Original at Daily Kingfish, a progressive Louisiana blog
After missing a House Committee on Homeland Security oversight hearing on FEMA this week, Jindal, trying to deflect negative media attention for failing to attend an oversight hearing of a committee on which he sits that is directly related to the recovery of the state he represents, is now calling for an oversight hearing on formaldehyde levels on FEMA trailors. According to the Herald Tribune, Jindal is "astonished" by the concentration of formaldehyde fumes in these trailors. Was not the oversight hearing held this week by the House Committee on Homeland Security the time and the place to ask FEMA questions about their investigation on formaldehyde levels in FEMA trailors? Did not FEMA release their report on formaldehyde levels in their trailors earlier this month? And were we not aware of these problems for at least a year? Does Jindal assume we are stupid?

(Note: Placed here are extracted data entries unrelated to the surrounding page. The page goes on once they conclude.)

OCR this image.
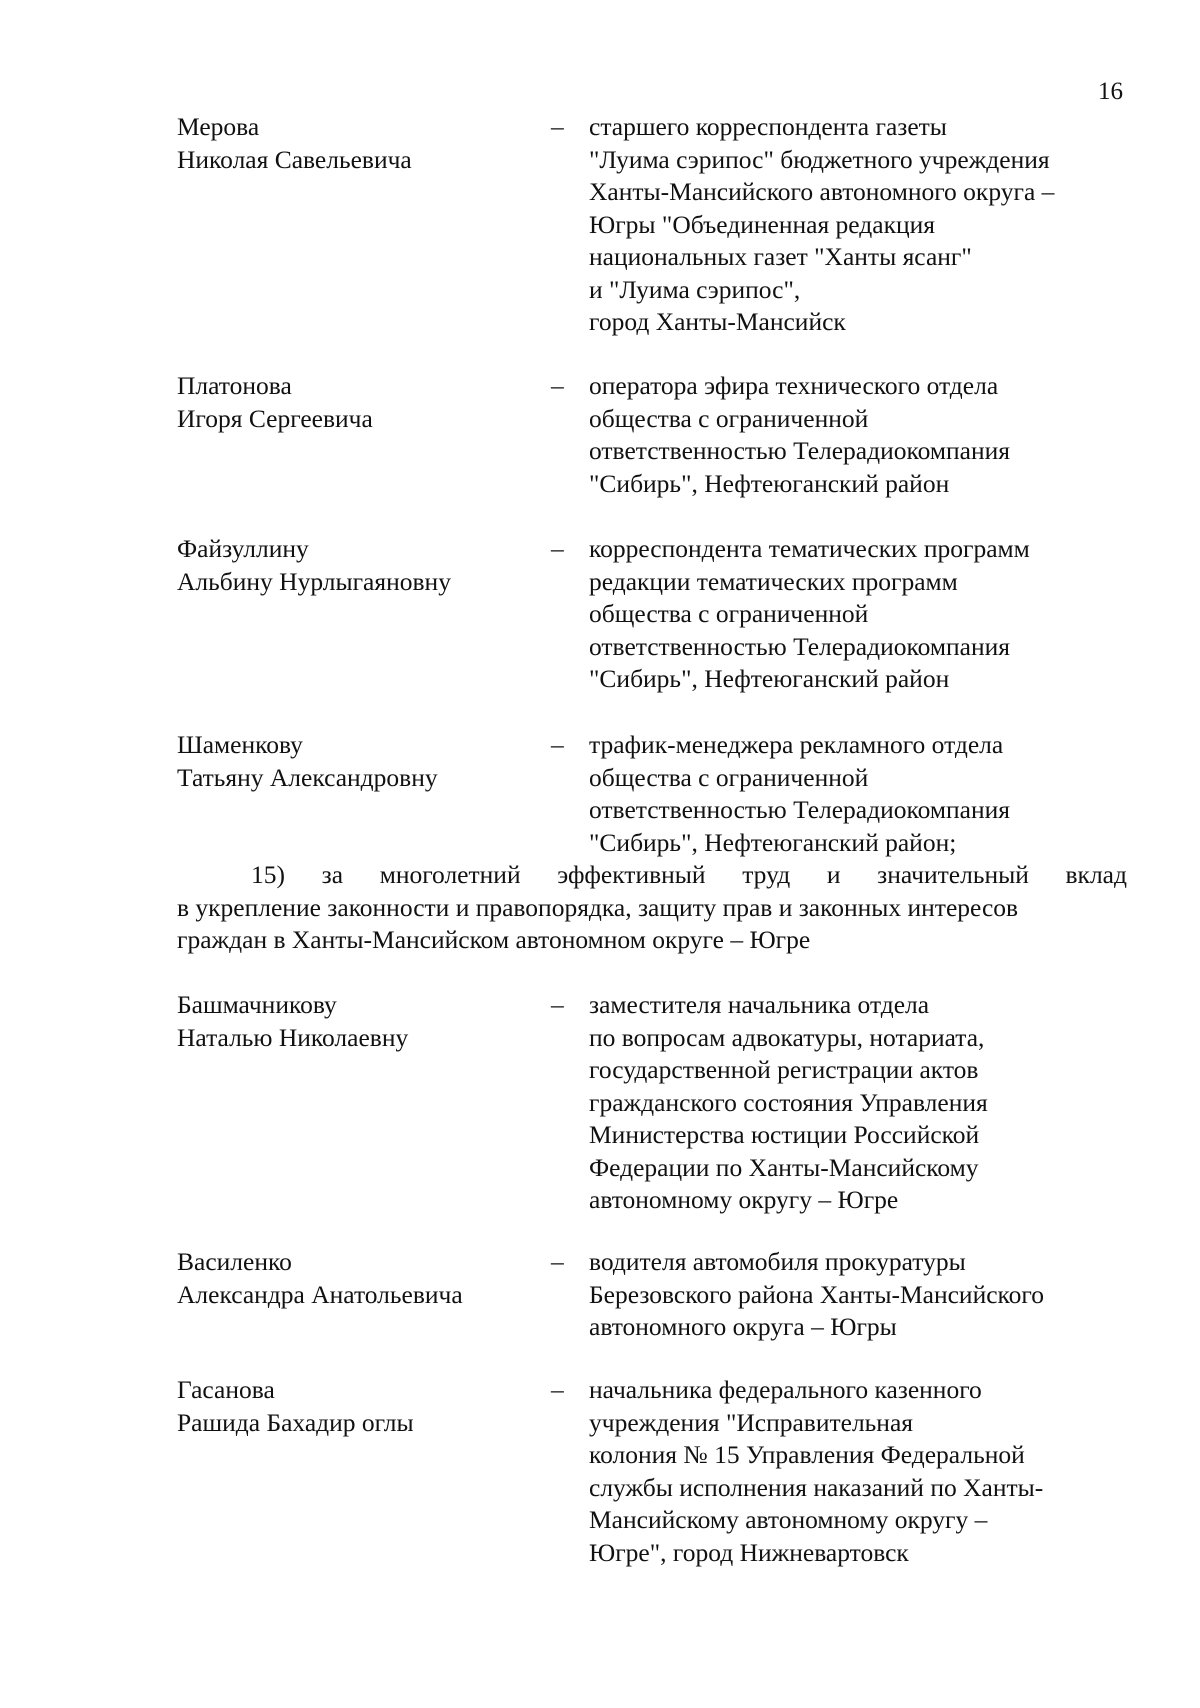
16
Мерова
Николая Савельевича
– старшего корреспондента газеты
"Луима сэрипос" бюджетного учреждения
Ханты-Мансийского автономного округа –
Югры "Объединенная редакция
национальных газет "Ханты ясанг"
и "Луима сэрипос",
город Ханты-Мансийск
Платонова
Игоря Сергеевича
– оператора эфира технического отдела
общества с ограниченной
ответственностью Телерадиокомпания
"Сибирь", Нефтеюганский район
Файзуллину
Альбину Нурлыгаяновну
– корреспондента тематических программ
редакции тематических программ
общества с ограниченной
ответственностью Телерадиокомпания
"Сибирь", Нефтеюганский район
Шаменкову
Татьяну Александровну
– трафик-менеджера рекламного отдела
общества с ограниченной
ответственностью Телерадиокомпания
"Сибирь", Нефтеюганский район;
15) за многолетний эффективный труд и значительный вклад
в укрепление законности и правопорядка, защиту прав и законных интересов
граждан в Ханты-Мансийском автономном округе – Югре
Башмачникову
Наталью Николаевну
– заместителя начальника отдела
по вопросам адвокатуры, нотариата,
государственной регистрации актов
гражданского состояния Управления
Министерства юстиции Российской
Федерации по Ханты-Мансийскому
автономному округу – Югре
Василенко
Александра Анатольевича
– водителя автомобиля прокуратуры
Березовского района Ханты-Мансийского
автономного округа – Югры
Гасанова
Рашида Бахадир оглы
– начальника федерального казенного
учреждения "Исправительная
колония № 15 Управления Федеральной
службы исполнения наказаний по Ханты-
Мансийскому автономному округу –
Югре", город Нижневартовск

Although FEMA only recently dismissed claims by environmentalists that the formaldehyde fumes in FEMA trailors present certain health hazards, we in Louisiana have known about this problem since those trailors were made available to the citizens of our state. Here is USA Today article that discusses the problem dated 4 August 2006. Here is a TruthOut.org press release dated 18 May 2006. Here is an article from MSNBC, a major news organization, dated 25 July 2006. And here is a news report from WLOX TV13, Biloxi, Gulfport and Pascagoula, Mississippi, that reports one Bay St. Louis's couples concerns about formaldehyde levels dated 17 March 2006. Jindal, in other words, is one year late, and he is making this announcement in order to compensate for not attending an oversight hearing on FEMA where he could have and should have asked these questions.

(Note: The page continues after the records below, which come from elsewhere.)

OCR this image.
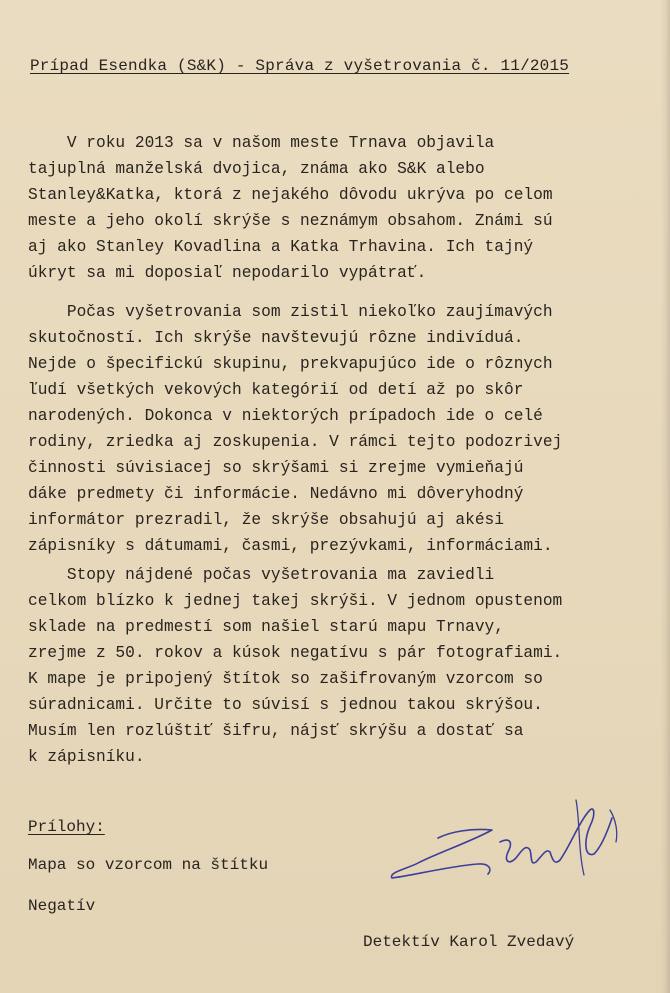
Prípad Esendka (S&K) - Správa z vyšetrovania č. 11/2015
V roku 2013 sa v našom meste Trnava objavila
tajuplná manželská dvojica, známa ako S&K alebo
Stanley&Katka, ktorá z nejakého dôvodu ukrýva po celom
meste a jeho okolí skrýše s neznámym obsahom. Známi sú
aj ako Stanley Kovadlina a Katka Trhavina. Ich tajný
úkryt sa mi doposiaľ nepodarilo vypátrať.
Počas vyšetrovania som zistil niekoľko zaujímavých
skutočností. Ich skrýše navštevujú rôzne indivíduá.
Nejde o špecifickú skupinu, prekvapujúco ide o rôznych
ľudí všetkých vekových kategórií od detí až po skôr
narodených. Dokonca v niektorých prípadoch ide o celé
rodiny, zriedka aj zoskupenia. V rámci tejto podozrivej
činnosti súvisiacej so skrýšami si zrejme vymieňajú
dáke predmety či informácie. Nedávno mi dôveryhodný
informátor prezradil, že skrýše obsahujú aj akési
zápisníky s dátumami, časmi, prezývkami, informáciami.
Stopy nájdené počas vyšetrovania ma zaviedli
celkom blízko k jednej takej skrýši. V jednom opustenom
sklade na predmestí som našiel starú mapu Trnavy,
zrejme z 50. rokov a kúsok negatívu s pár fotografiami.
K mape je pripojený štítok so zašifrovaným vzorcom so
súradnicami. Určite to súvisí s jednou takou skrýšou.
Musím len rozlúštiť šifru, nájsť skrýšu a dostať sa
k zápisníku.
Prílohy:
Mapa so vzorcom na štítku
Negatív
Detektív Karol Zvedavý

Oversight, Mr. Jindal, is not a media event; it is a responsibility Congresspeople take very seriously. We understand your unwillingness to hold this administration and its bureaucracies accountable, and we find your voting record against this state's recovery hypocritical and offensive. But to politicize formaldehyde levels in FEMA trailors in order to deflect attention from the fact that you missed a hearing at which you should have been in attendence and at which you could have addressed these very important concerns? How low will you sink, Mr. Jindal? What will you say and do to get elected? And does your office do any research? Do you seriously believe that we will buy this latest "Chicken Little" "Bobby" stunt?
Jindal on formaldehyde? I have six words: too little, too late, too sanctimonious. And notice how this is a pattern. We need to elect someone who takes our problems seriously. We need to elect someone who addresses problems when they arise, not when they can be freighted with political currency.